Ничего Иван не ответил, только всего его в краску бросило. В груди тревога поднялась, забилось пойманным воробьём молодецкое сердце. Оставил он отцовскую руку, встал с кровати и вышел поспешно.
Никогда ещё Иван так надолго не покидал окрестности замка. Перспектива дальнего многотрудного путешествия и радовала его, и пугала. Первым делом Иван поставил в известность мать. Марья не удивилась — умная была. Вместо всяких охов да ахов спросила:
— Завтра в дорогу двинешься или прямо сейчас пойдёшь?
Иван затылок погладил, окинул взглядом замок, будто примеривался, когда его оставить легче, да и отвечает:
— А чего откладывать!
Марья кивнула кротко, вздохнула да и стала расстилать самобранку: перед дальней дорогой, думает, самое главное — как следует подкрепиться.
Иван на этот счёт возражений не имел: сел за стол, принялся уплетать с удвоенным усердием, чтобы впрок захватить, а мать тем временем достала из закромов добротный старенький вещмешок и принялась снаряжать сына в путь-дорогу. Уложила тёплое исподнее, шерстяной кафтан, опасную бритву…
— Вот это, мам, тоже спрячь, — просит Иван и протягивает ей предметы, которыми папаша его снабдил.
— Что это такое? — спрашивает Марья.
— Батя дал. Чудеса вспомогательные. В дороге пригодиться могут.
Марья Кощеевы подарки осмотрела, фыркнула.

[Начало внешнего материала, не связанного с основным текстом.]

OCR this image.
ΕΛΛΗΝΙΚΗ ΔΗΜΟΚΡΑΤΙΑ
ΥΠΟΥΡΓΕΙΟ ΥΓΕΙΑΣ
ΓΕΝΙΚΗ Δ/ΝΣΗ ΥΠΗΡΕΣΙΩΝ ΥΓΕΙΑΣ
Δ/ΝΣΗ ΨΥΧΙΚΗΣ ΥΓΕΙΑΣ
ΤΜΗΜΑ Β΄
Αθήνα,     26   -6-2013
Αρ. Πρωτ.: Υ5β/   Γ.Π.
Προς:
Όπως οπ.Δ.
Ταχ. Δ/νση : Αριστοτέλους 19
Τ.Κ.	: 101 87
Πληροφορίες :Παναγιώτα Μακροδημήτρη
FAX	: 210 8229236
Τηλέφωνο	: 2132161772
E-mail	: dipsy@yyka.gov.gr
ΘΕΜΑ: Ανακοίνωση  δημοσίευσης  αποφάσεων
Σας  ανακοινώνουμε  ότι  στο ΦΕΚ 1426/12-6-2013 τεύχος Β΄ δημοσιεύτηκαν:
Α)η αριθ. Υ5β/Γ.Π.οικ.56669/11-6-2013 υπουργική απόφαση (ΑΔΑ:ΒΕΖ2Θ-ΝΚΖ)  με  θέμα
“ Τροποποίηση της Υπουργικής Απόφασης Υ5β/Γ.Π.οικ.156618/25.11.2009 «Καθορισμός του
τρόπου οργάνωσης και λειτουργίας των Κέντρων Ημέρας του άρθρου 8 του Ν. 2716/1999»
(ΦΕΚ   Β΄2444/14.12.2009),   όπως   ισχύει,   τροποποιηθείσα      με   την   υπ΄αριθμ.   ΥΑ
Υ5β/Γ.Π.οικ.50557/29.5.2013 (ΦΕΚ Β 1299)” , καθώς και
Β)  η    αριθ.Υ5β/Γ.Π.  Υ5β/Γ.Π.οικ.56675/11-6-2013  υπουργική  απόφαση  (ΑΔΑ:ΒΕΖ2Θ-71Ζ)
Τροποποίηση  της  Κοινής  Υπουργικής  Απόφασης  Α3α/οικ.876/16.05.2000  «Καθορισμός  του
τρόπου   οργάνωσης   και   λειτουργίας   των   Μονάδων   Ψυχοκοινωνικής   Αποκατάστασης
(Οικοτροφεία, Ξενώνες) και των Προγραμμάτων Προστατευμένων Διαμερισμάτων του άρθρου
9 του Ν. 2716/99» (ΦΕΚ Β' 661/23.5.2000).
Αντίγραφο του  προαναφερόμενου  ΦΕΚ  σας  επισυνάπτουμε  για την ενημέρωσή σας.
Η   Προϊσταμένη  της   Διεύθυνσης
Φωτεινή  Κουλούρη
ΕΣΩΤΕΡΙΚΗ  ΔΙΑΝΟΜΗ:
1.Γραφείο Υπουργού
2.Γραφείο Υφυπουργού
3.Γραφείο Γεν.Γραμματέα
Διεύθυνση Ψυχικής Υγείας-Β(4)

— Выкинь, — говорит, — эту гадость. Это ж одноразовые чудеса, китайскими чародеями сделаны — не для души, а на продажу. Толку от них чуть, одна морока.
И отбросила их под лавку.
— А чего же мне с собой взять? — удивляется Иван.
— А вот я тебе тут приготовила, — и пошла Марья в мешок одно за другим вкладывать. — Пирожки тут, сырнички со сметанкой, халва, вяленая рыбка… В общем, хватит на первое время. Только ты сухомяткой-то особо не увлекайся, как только возможность представится, горячее ешь, суп, кашу. Понял?
— Да понял, матушка, понял. А чудес-то ты мне каких-нибудь выделишь?
Марья на сына с укоризной смотрит.
— Вань, ты как дитя малое. Нешто я тебе сотню раз не говорила, чтоб от чудес да колдовства подальше держался!
— Но тут же такое дело… — мнётся Иван. — Всё ж таки надолго иду, неведомо куда! Хоть бы скатерть-самобраночку там или коврик летающий…
— Значит так, Иван, — Марья на строгость перешла. — Ты мне брось эти замашки — лишь бы не работать! Человек ты или сила нечистая? Не знаешь? Вот иди и выведай. Своими, как говорится, руками, своими ногами, своею собственной головой. Уяснил?
Иван, пристыженный, кивает, ремень к мешку прилаживает. Марья, чтобы смягчить отповедь, говорит:
— А ковёр самолётный твой папаша Тиграну Горынычу подарил, лет семь тому… Ковёр уже совсем плох был, летал низко, погоды нелётной боялся, вот мироедушка его и смахнул не глядючи, хотел змея щедростью восхитить. А Тигран Горыныч даже спасибо не сказал — ни слуху от него, ни духу: видать, шибко обиженный. Ты, когда по Лесному царству пойдёшь, Тиграну на глаза не попадайся, понял?